Mientras escribo esta historia y pienso en las condiciones en que María desarrolló su trabajo, no puedo dejar de asociarlo con la violencia. Creo que hay una violencia simbólica y silenciosa cuando las instituciones y las organizaciones dejan a sus trabajadores a merced de la desidia y el olvido, máxime cuando estas instituciones u organizaciones son estatales pensando en que el Estado no es una empresa y debe velar por sus ciudadanos, incluyendo a sus trabajadores. Y entonces no dejo de preguntarme donde estaba el Estado mientras María se volvía cada vez más vulnerable. Así como la violencia psicológica deja secuelas menos perceptibles a simple vista que la violencia física pero sus efectos son más profundos y permanentes, así también se van produciendo secuelas profundas en las personas cuando las condiciones laborales son adversas. Cualquier ser se vuelve vulnerable si su trabajo incluye desamparo, falta de cuidados, de apoyo, de contención y la impotencia que produce la exposición permanente a situaciones extremas como el hambre, la miseria y el sufrimiento humano. Siento que el involucramiento personal, la buena predisposición y los propios recursos para afrontar tanta adversidad no alcanzan, no son suficientes sin apoyo, sin sostén adecuado. Van haciendo surcos en lo anímico, en lo emocional, en la psiquis, dejando heridas profundas hasta transformar a ese trabajador o a esa trabajadora en un ser vulnerable, tan vulnerable como se volvió María.

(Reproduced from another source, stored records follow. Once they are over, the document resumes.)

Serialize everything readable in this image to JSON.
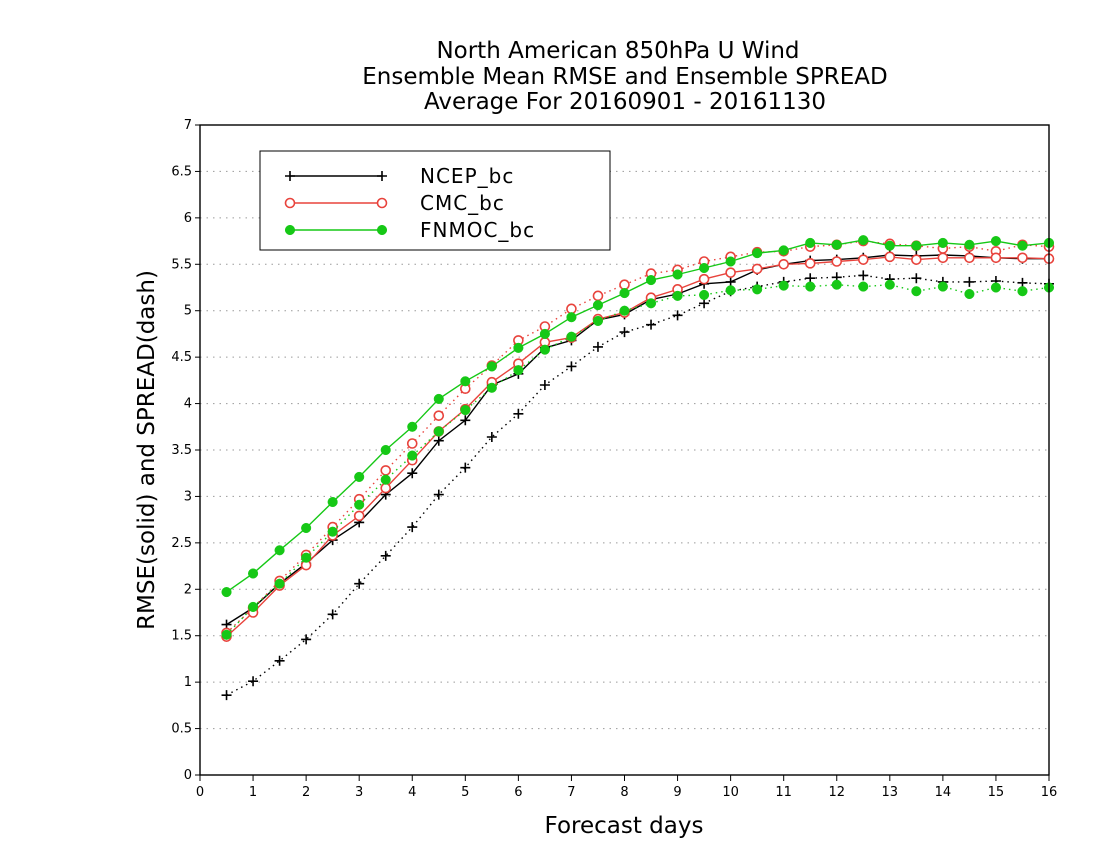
{
  "chart_data": {
    "type": "line",
    "title_lines": [
      "North American 850hPa U Wind",
      "Ensemble Mean RMSE and Ensemble SPREAD",
      "Average For 20160901 - 20161130"
    ],
    "xlabel": "Forecast days",
    "ylabel": "RMSE(solid) and SPREAD(dash)",
    "xlim": [
      0,
      16
    ],
    "ylim": [
      0,
      7
    ],
    "x_ticks": [
      "0",
      "1",
      "2",
      "3",
      "4",
      "5",
      "6",
      "7",
      "8",
      "9",
      "10",
      "11",
      "12",
      "13",
      "14",
      "15",
      "16"
    ],
    "y_ticks": [
      "0",
      "0.5",
      "1",
      "1.5",
      "2",
      "2.5",
      "3",
      "3.5",
      "4",
      "4.5",
      "5",
      "5.5",
      "6",
      "6.5",
      "7"
    ],
    "grid": true,
    "legend_position": "top-left",
    "x": [
      0.5,
      1,
      1.5,
      2,
      2.5,
      3,
      3.5,
      4,
      4.5,
      5,
      5.5,
      6,
      6.5,
      7,
      7.5,
      8,
      8.5,
      9,
      9.5,
      10,
      10.5,
      11,
      11.5,
      12,
      12.5,
      13,
      13.5,
      14,
      14.5,
      15,
      15.5,
      16
    ],
    "series": [
      {
        "name": "NCEP_bc",
        "color": "#000000",
        "marker": "plus",
        "rmse": [
          1.62,
          1.8,
          2.06,
          2.28,
          2.53,
          2.72,
          3.02,
          3.25,
          3.6,
          3.82,
          4.2,
          4.32,
          4.6,
          4.68,
          4.9,
          4.96,
          5.12,
          5.18,
          5.29,
          5.31,
          5.44,
          5.5,
          5.54,
          5.55,
          5.57,
          5.6,
          5.59,
          5.6,
          5.59,
          5.57,
          5.56,
          5.56
        ],
        "spread": [
          0.86,
          1.01,
          1.23,
          1.46,
          1.73,
          2.06,
          2.36,
          2.67,
          3.02,
          3.31,
          3.64,
          3.89,
          4.2,
          4.4,
          4.61,
          4.77,
          4.85,
          4.95,
          5.08,
          5.21,
          5.26,
          5.31,
          5.35,
          5.36,
          5.38,
          5.34,
          5.35,
          5.31,
          5.31,
          5.32,
          5.3,
          5.29
        ]
      },
      {
        "name": "CMC_bc",
        "color": "#e8433c",
        "marker": "circle-open",
        "rmse": [
          1.49,
          1.75,
          2.04,
          2.26,
          2.58,
          2.79,
          3.09,
          3.39,
          3.7,
          3.94,
          4.23,
          4.43,
          4.66,
          4.71,
          4.91,
          4.98,
          5.14,
          5.23,
          5.34,
          5.41,
          5.45,
          5.5,
          5.51,
          5.53,
          5.55,
          5.58,
          5.55,
          5.57,
          5.57,
          5.57,
          5.57,
          5.56
        ],
        "spread": [
          1.53,
          1.8,
          2.09,
          2.37,
          2.67,
          2.97,
          3.28,
          3.57,
          3.87,
          4.16,
          4.41,
          4.68,
          4.83,
          5.02,
          5.16,
          5.28,
          5.4,
          5.44,
          5.53,
          5.58,
          5.63,
          5.64,
          5.69,
          5.71,
          5.75,
          5.72,
          5.7,
          5.67,
          5.69,
          5.64,
          5.71,
          5.69
        ]
      },
      {
        "name": "FNMOC_bc",
        "color": "#16c816",
        "marker": "circle-filled",
        "rmse": [
          1.97,
          2.17,
          2.42,
          2.66,
          2.94,
          3.21,
          3.5,
          3.75,
          4.05,
          4.24,
          4.4,
          4.6,
          4.75,
          4.93,
          5.06,
          5.19,
          5.33,
          5.39,
          5.46,
          5.53,
          5.62,
          5.65,
          5.73,
          5.71,
          5.76,
          5.7,
          5.7,
          5.73,
          5.71,
          5.75,
          5.7,
          5.73
        ],
        "spread": [
          1.51,
          1.81,
          2.06,
          2.34,
          2.62,
          2.91,
          3.18,
          3.44,
          3.7,
          3.93,
          4.17,
          4.36,
          4.58,
          4.72,
          4.89,
          5.0,
          5.08,
          5.16,
          5.17,
          5.22,
          5.23,
          5.27,
          5.26,
          5.28,
          5.26,
          5.28,
          5.21,
          5.26,
          5.18,
          5.25,
          5.21,
          5.25
        ]
      }
    ]
  }
}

No pude culminar el tratamiento psicológico con ella. Poco antes de cumplirse el año de su inicio las autoridades sanitarias decidieron mi traslado a otro hospital de la provincia. Si bien era para mí un reconocimiento y una significativa mejora en mis condiciones laborales, me fui de ese pueblo con sentimientos encontrados, sintiendo que así como la escuela de María estuvo cuatro años sin maestra, el hospital quedaría sin psicólogo que cubriera mi puesto. Así funcionan las cosas cuando predomina el olvido. Supe que al tiempo María fue jubilada por invalidez, sin reconocimientos ni honores por su trabajo humanitario y comprometido de casi tres décadas.

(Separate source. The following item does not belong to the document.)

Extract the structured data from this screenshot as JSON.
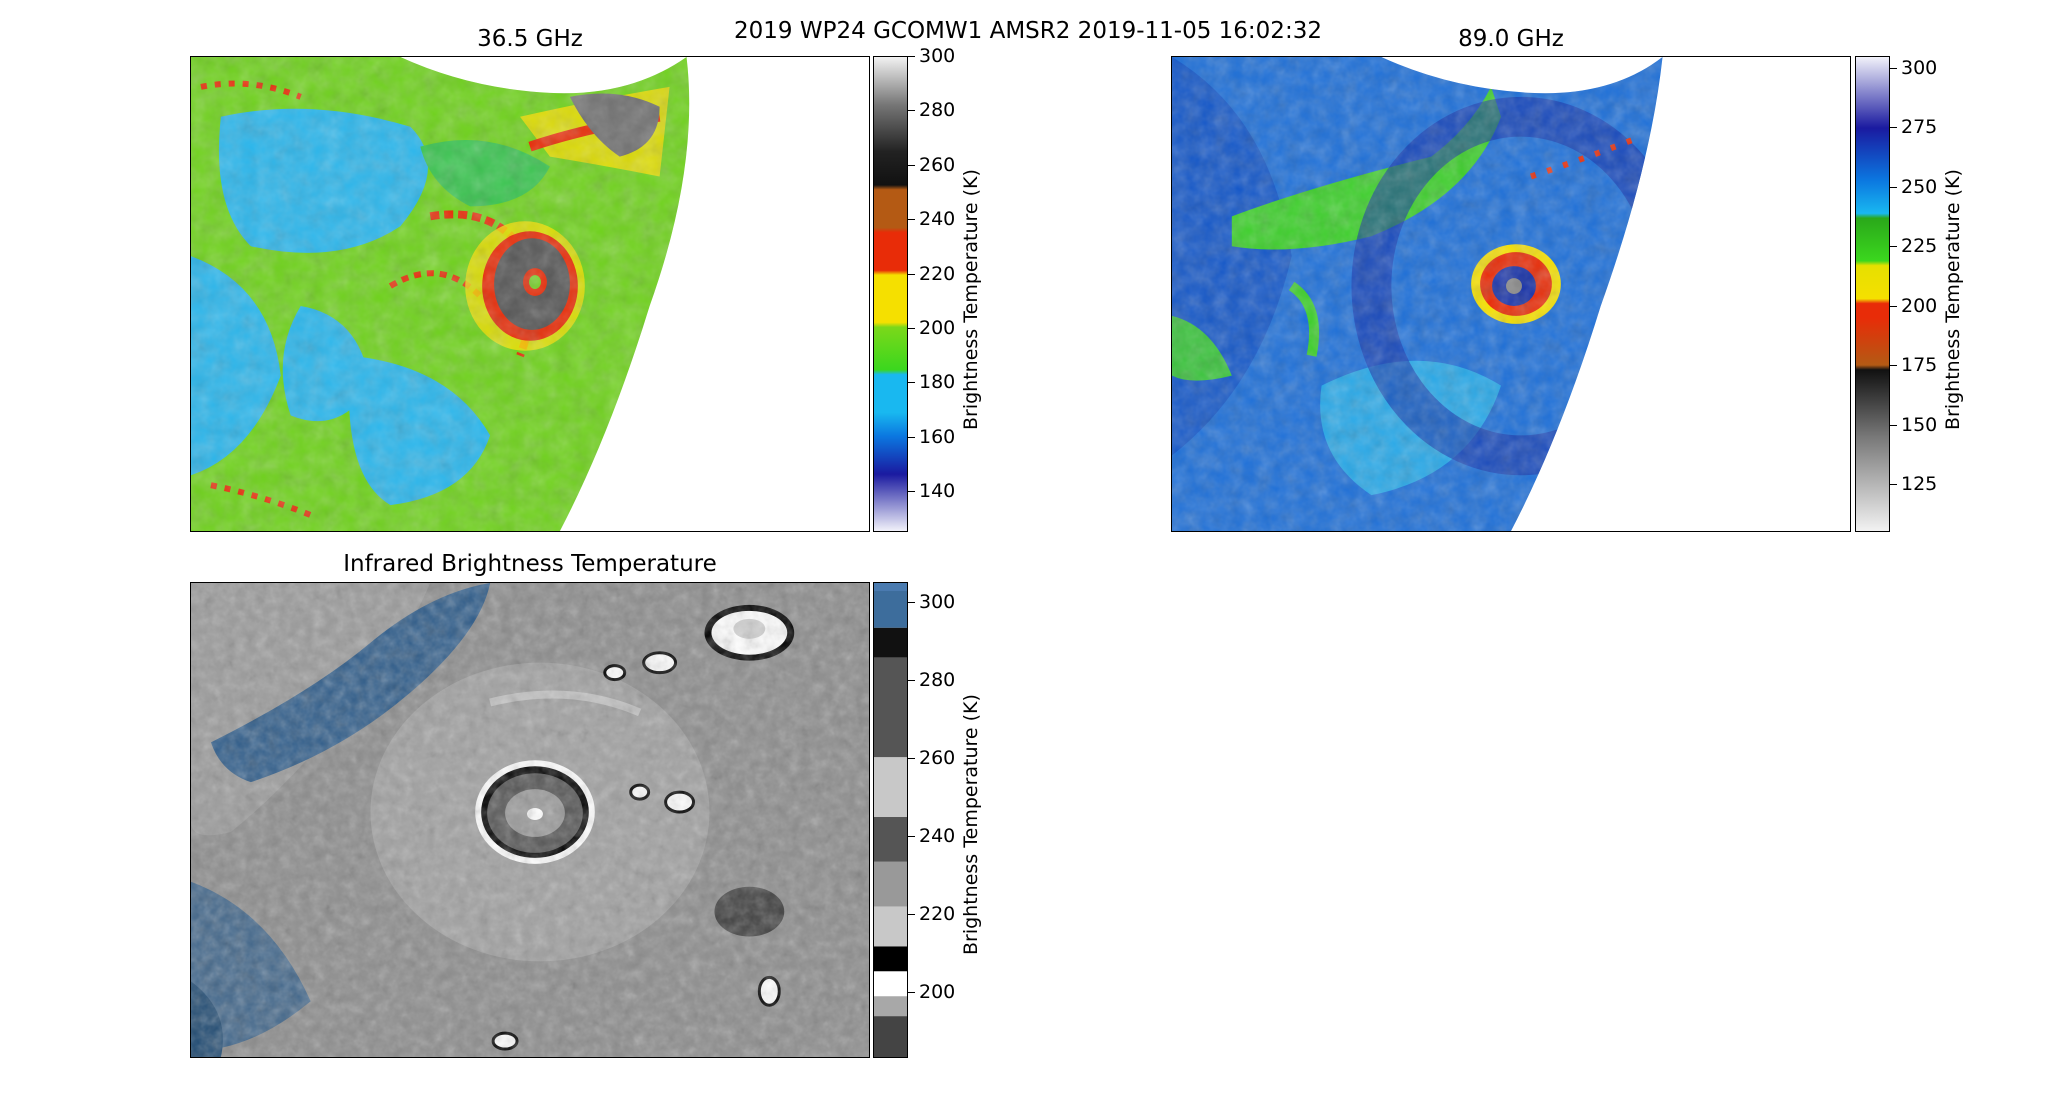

Han pasado 25 años de esta historia y hoy la recuerdo y escribo para presentar en un concurso. Y el concurso es una excusa. No me moviliza un premio; escribo por placer, pasión y expresión. Escribo por compromiso ético. Y el concurso es también un instrumento a través del cual deseo que esta historia llegue a muchos.  Quizás cada vez que sea leída, se vaya recuperando y multiplicando la memoria de mujeres trabajadoras como María y como la de tantos otros trabajadores anónimos que en su profunda entrega y compromiso se van afectando física, psíquica y socialmente sin el apoyo y cuidados necesarios. Quizás recuperando estas historias podamos ir desterrando un poco el olvido.-

 

Walter Guillermo Palladino    (Trabajador Atención Primaria de la Salud)     Mendiolaza- Córdoba

El Jurado expresó: “Excelente relato del transcurrir de una maestra rural en el sur de Argentina, narrado por una tercera persona (la psicóloga de la docente). Las vivencias laborales, las “violencias simbólicas” que afectan su salud al punto tal de permanecer un largo período con carpeta psiquiátrica, tratamiento psicológico y culminar su carrera docente con una jubilación por invalidez y ningún tipo de “reconocimiento” a sus 28 años de trabajo sostenido, de la preservación de la memoria de ciudadanos al otro lado del río Colorado. Este relato recupera el trabajo silencioso y comprometido de una mujer que hizo docencia popular; en su labor cotidiana se sintetiza la labor comprometida de tantas otras ocultas, olvidadas.